Yekta'da yarışmaya başvurmuştu. Fakat neden bilmiyorum seçilmemişti. Halbuki Rüzgar'dan referans mektubu aldığına emindim.

"Son kayıt gününü unutmasaydım kabul edilebilirdim." Hepimiz yürümeyi kesip ona döndük. Ardından sokak kahkahalarımız ile yankılandı. Kerem beni yerimden ittirip Yekta ile dalga geçmeye başlarken ben Tuna'nın yanına gitmiştim.

"Bugün yaptığım ekler çok lezzetliydi." Dedim sohbet başlatmak için çabalarken. Omuz silkip gülümsedi. Ama her zamanki gülümsemelerinden değildi.

"Öyle gözüküyordu." Sadece beni onayladı.

"Suffle için kızmadın değil mi?" Korkarak konuştuğumda sonunda yüzüme bakmıştı.

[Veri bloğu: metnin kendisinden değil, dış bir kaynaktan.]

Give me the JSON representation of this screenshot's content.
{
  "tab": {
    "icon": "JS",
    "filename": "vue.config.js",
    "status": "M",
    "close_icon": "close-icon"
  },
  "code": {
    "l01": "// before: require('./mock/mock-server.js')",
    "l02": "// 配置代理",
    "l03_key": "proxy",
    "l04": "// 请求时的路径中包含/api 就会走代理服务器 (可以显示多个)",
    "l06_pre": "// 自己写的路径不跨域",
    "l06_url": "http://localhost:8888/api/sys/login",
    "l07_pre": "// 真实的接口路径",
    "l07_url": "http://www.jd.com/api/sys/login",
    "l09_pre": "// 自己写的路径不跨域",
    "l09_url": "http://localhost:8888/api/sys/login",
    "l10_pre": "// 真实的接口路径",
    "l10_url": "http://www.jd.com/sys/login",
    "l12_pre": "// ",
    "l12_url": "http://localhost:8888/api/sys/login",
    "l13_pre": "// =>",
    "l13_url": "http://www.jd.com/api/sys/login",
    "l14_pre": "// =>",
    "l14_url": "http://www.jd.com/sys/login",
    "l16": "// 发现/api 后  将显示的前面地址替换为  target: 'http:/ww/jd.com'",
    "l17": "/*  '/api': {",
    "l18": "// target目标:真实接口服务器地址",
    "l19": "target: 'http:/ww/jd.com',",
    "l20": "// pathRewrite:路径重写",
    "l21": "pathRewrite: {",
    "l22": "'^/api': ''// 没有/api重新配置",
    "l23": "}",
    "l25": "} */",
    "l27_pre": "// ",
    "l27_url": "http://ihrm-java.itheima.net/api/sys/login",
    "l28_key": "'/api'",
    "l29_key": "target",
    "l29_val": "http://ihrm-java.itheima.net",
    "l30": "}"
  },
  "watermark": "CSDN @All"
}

"Bilerek yaptığın bir şey için sana kızacak değilim." Bu kaşlarımın şaşkınlıkla havalanmasına sebep oldu.

"Anladın demek..." Sadece mırıldandım. Fakat aramızdaki gerginlik had safhada olduğu için tekrardan dudaklarımı arladım. "Bana kızgın mısın? Yani daha önce anlatmadığım için..." Öğlen Barbaros ile ilgili gerçeğin büyük bir kısmını öğrenmişlerdi. Diğerleri pek sorun etmese de Tuna da kesinlikle tavır olarak bir değişim vardı.

"Hayır. Sadece üzgünüm." Beni dürüstçe cevapladı. Her zaman kısa kestirdiği saçlarını stresle kaşıdı. "Arkadaş olduğumuzu sanmıştım Kiraz." 

"Öyleyiz zaten!" hızla bağırmam ile gözlerini yoldan çekip bana çevirdi. "Çok üzgünüm gerçekten. Ama anlatmadığım şeyler sana özel değildi. Kimsenin bilmediği benim sakladığım şeylerdi. Ben sadec-"

"Kiraz..." Beni nazikçe kesti. "Kırgınım. Ve bunun söyleyeceğin şeyler ile düzeleceğini sanmıyorum." Buruk bir tebessümle bana baktı. Bugün beni evren ağladığım sırada akan gözyaşlarım ile boğmayı düşünüyor olmalıydı. Milyonuncu kez dolan gözlerimin başka bir açıklaması yoktu.

"Ne yapmalıyım?" dedim sakinliğimi korumaya çalışırken.

"Ne için?"Kaşlarını gerçekten şaşkınlıkla çattı.

"Üzülmemen için." Bir anlığına nefessiz kalmış gibi bana baktı. Parlak gözlerini benden uzağa yanımızda uzanan denize çevirdi.

"Hiçbir şey." Sadece fısıldadı. Bu hali vicdanımı mümkünmüş gibi biraz daha sızlatırken benimle konuşmadığı için neredeyse ona öfkelenecektim. 

"Tun-" İleride kayalıkların üzerinde oturan beden ile odağım kaydı. Rüzgar saatler önce stüdyodan çıkmış ve bizim içinde midye alıp sakin bir yere oturmuştu. Efsun'un attığı tiz kahkahalar bize dönmesine sebep oldu.

Hevesle elime baktığında ise görmek istediği şey turuncu değil sarı bir kupaydı. Ve beklenmedik bu sonuç ile kaşlarını kaldırdı. Yine de yüzünü bana çevirmeden tekrardan önüne döndü.